Mexico has not yet announced a date for his deportation.

Couch was sentenced to 10 years of drug-and-alcohol-free probation for intoxication manslaughter, a punishment condemned by critics as privilege rewarded with leniency. He now faces the prospect of U.S. charges for violating his probation.

During the trial, a psychologist sparked outrage by saying in his defense that Couch was so wealthy and spoiled he could not tell the difference between right and wrong - hence, he was suffering from "affluenza."

Tarrant County, Texas, prosecutors say Couch is responsible for his own absence by fleeing to Mexico.

His mother was returned to Texas and faces a third-degree felony charge for helping her son to flee. If convicted, she could receive a 10-year prison sentence.

Tarrant County Sheriff Dee Anderson said he had not yet been notified when Couch would return.
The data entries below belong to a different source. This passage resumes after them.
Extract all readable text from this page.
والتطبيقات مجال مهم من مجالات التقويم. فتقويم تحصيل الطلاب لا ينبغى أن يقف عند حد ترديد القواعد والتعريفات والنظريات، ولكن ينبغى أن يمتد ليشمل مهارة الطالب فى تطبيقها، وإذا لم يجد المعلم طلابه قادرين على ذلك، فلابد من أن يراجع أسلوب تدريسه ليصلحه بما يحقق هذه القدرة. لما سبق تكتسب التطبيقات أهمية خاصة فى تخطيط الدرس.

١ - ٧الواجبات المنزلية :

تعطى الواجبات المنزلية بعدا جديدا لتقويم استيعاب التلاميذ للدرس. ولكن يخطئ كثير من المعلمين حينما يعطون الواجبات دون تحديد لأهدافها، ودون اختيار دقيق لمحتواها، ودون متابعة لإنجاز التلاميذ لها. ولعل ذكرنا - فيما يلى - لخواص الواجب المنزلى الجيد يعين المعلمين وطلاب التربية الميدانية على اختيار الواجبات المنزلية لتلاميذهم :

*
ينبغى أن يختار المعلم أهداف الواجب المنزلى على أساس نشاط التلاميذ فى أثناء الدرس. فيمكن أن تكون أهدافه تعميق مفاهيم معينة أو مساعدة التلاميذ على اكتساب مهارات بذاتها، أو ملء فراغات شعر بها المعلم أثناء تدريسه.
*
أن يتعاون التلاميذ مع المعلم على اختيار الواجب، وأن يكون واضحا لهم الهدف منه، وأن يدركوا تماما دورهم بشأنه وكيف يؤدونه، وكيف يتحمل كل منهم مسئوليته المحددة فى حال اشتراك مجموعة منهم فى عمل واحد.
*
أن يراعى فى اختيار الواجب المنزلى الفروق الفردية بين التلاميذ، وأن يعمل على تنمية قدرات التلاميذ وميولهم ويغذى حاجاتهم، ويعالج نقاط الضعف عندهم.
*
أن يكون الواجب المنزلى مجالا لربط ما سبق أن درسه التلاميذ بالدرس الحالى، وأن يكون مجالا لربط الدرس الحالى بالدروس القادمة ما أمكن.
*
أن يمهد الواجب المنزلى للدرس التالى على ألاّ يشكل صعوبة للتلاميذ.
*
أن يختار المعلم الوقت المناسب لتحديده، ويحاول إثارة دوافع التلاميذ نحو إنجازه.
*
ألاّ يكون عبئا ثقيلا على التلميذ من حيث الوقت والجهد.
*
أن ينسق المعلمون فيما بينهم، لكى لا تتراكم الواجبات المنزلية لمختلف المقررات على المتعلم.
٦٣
U.S. marshals are in Mexico waiting to bring him back, he added. Upon arrival, Couch will be placed in juvenile detention, Anderson said.

If Couch is found to have violated his probation, he could be held in adult detention for about four months.

He faces a detention hearing in Fort Worth on Feb. 19 to determine if his case will be transferred to the adult system. Tarrant County prosecutors are looking into whether he could face additional charges.

Couch has been being held in a migrants' detention center in Mexico City, and though he would have liked a more comfortable place, he "never complained", his lawyer said.

"The last time I saw him, he felt very optimistic about returning back home," Benitez said.